Reranking Microservice¶
The Reranking Microservice, fueled by reranking models, stands as a straightforward yet immensely potent tool for semantic search. When provided with a query and a collection of documents, reranking swiftly indexes the documents based on their semantic relevance to the query, arranging them from most to least pertinent. This microservice significantly enhances overall accuracy. In a text retrieval system, either a dense embedding model or a sparse lexical search index is often employed to retrieve relevant text documents based on the input. However, a reranking model can further refine this process by rearranging potential candidates into a final, optimized order.

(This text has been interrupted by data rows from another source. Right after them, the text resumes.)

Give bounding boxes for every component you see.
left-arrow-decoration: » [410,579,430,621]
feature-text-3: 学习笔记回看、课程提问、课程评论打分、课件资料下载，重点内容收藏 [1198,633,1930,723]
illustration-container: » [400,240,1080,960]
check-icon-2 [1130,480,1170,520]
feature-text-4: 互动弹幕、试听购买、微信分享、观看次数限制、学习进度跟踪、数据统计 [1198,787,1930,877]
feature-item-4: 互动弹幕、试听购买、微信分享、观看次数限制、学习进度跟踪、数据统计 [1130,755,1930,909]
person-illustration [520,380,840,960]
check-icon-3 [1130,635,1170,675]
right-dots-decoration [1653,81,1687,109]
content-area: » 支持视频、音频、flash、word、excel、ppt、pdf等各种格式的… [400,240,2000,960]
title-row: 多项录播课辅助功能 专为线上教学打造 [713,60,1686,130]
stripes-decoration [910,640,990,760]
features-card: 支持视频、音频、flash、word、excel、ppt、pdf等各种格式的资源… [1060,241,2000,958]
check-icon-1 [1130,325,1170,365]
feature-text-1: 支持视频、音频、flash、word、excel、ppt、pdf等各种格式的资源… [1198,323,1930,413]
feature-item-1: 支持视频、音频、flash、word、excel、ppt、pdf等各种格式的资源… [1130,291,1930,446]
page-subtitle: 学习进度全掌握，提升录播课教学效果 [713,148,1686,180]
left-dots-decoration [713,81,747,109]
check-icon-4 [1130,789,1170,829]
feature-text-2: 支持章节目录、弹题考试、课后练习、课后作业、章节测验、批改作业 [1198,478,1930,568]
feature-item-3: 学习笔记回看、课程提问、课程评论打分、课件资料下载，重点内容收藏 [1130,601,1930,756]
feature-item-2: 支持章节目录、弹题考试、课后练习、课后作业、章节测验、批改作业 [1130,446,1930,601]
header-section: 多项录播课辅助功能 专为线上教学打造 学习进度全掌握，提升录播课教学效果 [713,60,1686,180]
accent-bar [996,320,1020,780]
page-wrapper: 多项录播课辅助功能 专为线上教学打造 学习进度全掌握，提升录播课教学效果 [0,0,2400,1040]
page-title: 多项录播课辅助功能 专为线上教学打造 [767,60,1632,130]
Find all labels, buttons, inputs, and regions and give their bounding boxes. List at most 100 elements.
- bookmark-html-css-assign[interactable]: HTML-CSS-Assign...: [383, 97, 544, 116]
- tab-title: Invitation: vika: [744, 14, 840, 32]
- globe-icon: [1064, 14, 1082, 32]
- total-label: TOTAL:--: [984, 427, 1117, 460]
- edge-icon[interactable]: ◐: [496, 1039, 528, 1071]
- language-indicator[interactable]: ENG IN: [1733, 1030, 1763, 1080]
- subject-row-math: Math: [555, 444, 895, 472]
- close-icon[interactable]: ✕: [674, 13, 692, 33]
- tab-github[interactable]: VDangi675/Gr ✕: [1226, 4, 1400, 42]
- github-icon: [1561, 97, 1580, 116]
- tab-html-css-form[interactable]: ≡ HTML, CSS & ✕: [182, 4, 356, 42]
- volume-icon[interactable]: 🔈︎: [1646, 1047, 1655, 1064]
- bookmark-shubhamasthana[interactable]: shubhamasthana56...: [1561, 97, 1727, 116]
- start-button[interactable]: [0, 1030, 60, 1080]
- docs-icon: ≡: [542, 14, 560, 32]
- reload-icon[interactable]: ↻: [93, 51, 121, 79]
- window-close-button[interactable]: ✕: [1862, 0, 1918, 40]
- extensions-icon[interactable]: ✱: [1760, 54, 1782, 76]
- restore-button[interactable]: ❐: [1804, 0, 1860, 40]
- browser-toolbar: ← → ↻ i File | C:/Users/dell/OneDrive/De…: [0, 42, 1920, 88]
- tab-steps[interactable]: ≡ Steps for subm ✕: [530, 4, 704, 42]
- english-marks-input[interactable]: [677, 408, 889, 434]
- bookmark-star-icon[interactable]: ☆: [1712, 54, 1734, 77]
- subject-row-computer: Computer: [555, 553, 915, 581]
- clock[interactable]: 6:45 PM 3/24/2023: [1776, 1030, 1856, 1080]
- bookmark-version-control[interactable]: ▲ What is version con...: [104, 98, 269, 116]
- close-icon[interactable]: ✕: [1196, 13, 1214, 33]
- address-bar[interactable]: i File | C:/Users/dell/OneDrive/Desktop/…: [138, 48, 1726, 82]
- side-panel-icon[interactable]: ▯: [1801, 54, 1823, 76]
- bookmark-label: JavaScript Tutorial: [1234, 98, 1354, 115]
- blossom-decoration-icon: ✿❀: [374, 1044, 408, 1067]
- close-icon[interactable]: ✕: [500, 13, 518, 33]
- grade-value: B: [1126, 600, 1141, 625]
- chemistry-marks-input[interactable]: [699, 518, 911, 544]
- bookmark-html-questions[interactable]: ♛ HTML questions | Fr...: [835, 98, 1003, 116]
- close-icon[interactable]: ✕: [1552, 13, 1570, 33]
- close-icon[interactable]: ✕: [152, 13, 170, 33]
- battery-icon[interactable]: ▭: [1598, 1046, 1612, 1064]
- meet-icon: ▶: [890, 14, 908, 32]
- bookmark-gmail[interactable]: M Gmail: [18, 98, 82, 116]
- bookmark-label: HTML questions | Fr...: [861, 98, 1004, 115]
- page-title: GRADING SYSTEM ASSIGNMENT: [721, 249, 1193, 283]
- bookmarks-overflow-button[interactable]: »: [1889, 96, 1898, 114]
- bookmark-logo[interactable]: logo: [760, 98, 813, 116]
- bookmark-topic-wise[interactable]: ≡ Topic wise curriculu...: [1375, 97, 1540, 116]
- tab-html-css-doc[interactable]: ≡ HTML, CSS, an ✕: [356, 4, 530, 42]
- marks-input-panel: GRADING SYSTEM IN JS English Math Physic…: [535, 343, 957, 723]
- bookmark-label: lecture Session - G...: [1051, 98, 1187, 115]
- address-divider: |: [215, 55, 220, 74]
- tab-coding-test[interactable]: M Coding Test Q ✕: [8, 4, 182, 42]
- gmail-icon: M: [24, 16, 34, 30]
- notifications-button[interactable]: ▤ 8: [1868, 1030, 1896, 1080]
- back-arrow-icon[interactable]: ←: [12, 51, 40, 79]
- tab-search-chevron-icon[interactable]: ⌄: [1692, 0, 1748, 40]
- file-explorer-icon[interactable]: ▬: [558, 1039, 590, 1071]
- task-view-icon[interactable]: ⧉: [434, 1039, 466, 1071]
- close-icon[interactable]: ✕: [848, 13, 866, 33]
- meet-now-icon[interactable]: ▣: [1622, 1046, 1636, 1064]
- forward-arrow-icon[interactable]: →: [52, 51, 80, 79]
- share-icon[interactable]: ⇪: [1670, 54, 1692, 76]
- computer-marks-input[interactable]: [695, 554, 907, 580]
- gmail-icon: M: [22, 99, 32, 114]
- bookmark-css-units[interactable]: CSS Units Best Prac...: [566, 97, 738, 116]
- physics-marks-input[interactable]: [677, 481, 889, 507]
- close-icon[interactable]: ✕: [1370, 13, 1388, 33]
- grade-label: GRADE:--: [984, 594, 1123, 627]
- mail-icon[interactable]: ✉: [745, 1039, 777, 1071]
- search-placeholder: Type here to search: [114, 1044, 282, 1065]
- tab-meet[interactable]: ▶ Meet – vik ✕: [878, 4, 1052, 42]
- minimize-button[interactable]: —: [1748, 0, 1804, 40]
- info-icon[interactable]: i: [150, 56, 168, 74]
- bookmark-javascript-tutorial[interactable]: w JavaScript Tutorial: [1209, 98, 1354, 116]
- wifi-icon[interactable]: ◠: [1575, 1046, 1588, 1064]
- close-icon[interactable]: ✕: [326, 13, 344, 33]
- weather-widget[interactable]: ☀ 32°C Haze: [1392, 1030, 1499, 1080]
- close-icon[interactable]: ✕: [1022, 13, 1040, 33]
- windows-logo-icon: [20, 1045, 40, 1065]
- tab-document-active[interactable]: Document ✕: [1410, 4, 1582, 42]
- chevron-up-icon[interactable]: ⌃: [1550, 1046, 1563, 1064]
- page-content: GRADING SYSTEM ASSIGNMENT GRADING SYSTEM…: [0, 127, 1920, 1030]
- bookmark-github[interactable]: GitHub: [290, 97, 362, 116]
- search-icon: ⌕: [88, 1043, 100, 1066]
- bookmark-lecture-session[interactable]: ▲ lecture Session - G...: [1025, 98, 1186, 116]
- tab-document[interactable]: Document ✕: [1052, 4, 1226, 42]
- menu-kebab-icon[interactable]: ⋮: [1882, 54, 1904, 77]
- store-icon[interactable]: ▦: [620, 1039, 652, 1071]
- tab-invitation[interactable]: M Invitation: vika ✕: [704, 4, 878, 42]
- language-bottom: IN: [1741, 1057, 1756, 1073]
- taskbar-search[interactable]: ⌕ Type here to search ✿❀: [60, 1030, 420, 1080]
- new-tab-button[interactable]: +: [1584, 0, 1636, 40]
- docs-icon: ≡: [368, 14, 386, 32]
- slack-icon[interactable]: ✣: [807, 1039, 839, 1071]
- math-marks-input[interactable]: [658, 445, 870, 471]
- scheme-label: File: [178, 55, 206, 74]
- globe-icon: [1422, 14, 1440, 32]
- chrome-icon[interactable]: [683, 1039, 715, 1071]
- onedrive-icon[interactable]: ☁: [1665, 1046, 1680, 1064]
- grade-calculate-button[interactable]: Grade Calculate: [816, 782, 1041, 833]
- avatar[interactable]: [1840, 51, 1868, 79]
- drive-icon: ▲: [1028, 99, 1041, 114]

🚀1. Start Microservice with Python (Option 1)¶
To start the Reranking microservice, you must first install the required python packages.
1.1 Install Requirements¶
pip install -r requirements.txt
1.2 Install fastRAG¶
git clone https://github.com/IntelLabs/fastRAG.git
cd fastRag
pip install .
pip install .[intel]
1.3 Start Reranking Service with Python Script¶
export EMBED_MODEL="Intel/bge-small-en-v1.5-rag-int8-static"
python local_reranking.py
🚀2. Start Microservice with Docker (Option 2)¶
2.1 Setup Environment Variables¶
export EMBED_MODEL="Intel/bge-small-en-v1.5-rag-int8-static"
2.2 Build Docker Image¶
cd ../../../
docker build -t opea/reranking-fastrag:latest --build-arg https_proxy=$https_proxy --build-arg http_proxy=$http_proxy -f comps/reranks/fastrag/Dockerfile .
2.3 Run Docker¶
docker run -d --name="reranking-fastrag-server" -p 8000:8000 --ipc=host -e http_proxy=$http_proxy -e https_proxy=$https_proxy -e EMBED_MODEL=$EMBED_MODEL opea/reranking-fastrag:latest
🚀3. Consume Reranking Service¶
3.1 Check Service Status¶
curl http://localhost:8000/v1/health_check \
-X GET \
-H 'Content-Type: application/json'
3.2 Consume Reranking Service¶
curl http://localhost:8000/v1/reranking \
-X POST \
-d '{"initial_query":"What is Deep Learning?", "retrieved_docs": [{"text":"Deep Learning is not..."}, {"text":"Deep learning is..."}]}' \
-H 'Content-Type: application/json'